Technical information
- Licensing authority: CRT
- Class: B1
- ERP: 25 kW
- HAAT: 31.26 m
- Transmitter coordinates: 17°59′10.21″N 94°32′40.47″W﻿ / ﻿17.9861694°N 94.5445750°W

Links
- Website: web.facebook.com/LaQ88.5FM

= XHAFQ-FM =

Radio station in Cosoleacaque/Minatitlán, Veracruz

XHAFQ-FM is a radio station on 88.5 FM in Cosoleacaque and Minatitlán, Veracruz, Mexico. The station is owned by Grupo Radiorama and It broadcasts an adult contemporary format known as La Súper Q.

==History==

Logo as Romántica used until 2017

XEJV-AM 1420 received its concession on June 29, 1967. It was owned by Arnulfo Aguirre Salamanca and broadcast from facilities in Jaltipan with 1,000 watts day and 250 night. In 1973, Aguirre sold to Laura Escamilla de Martínez, and in the 1990s, XEJV became XEAFQ-AM. The station was later owned by Laura Escamilla Decuir prior to its sale to Radiorama.

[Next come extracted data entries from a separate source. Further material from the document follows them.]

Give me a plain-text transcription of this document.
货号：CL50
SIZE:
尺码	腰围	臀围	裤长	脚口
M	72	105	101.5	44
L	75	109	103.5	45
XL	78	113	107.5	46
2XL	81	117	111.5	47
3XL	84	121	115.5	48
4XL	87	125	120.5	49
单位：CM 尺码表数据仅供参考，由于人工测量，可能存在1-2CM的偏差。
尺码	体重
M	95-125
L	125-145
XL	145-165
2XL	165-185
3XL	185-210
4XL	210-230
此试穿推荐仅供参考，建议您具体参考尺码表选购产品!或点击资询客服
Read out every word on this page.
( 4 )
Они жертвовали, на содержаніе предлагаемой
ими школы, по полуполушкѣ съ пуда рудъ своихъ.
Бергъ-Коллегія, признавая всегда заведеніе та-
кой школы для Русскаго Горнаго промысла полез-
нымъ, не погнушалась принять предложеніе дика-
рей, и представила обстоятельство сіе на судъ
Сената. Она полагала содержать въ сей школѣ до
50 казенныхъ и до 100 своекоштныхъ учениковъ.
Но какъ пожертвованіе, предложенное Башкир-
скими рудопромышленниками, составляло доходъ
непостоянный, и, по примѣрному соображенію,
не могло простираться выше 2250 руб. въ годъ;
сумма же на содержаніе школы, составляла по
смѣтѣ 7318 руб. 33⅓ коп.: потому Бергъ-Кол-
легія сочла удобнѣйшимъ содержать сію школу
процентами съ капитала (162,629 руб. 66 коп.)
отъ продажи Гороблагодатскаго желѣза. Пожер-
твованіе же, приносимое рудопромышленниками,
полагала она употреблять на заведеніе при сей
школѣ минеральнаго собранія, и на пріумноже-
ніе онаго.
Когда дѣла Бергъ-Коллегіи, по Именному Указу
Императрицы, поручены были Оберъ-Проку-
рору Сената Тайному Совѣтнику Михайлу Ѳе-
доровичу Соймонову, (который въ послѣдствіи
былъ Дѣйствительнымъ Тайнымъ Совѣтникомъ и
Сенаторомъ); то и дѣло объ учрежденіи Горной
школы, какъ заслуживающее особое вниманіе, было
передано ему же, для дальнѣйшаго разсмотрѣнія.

XEAFQ was cleared for AM-FM migration in 2010 as XHAFQ-FM 88.5. Since migration, the station has been known as Mariachi Stereo, Romántica, Vida Romántica, Love FM, and La Super Q. In 2024, it became a Heraldo Radio affiliate, returning the network to southern Veracruz after a previous stint on XHGB-FM 103.5.

In mid-2025, Heraldo Radio leaves and La Súper Q returns.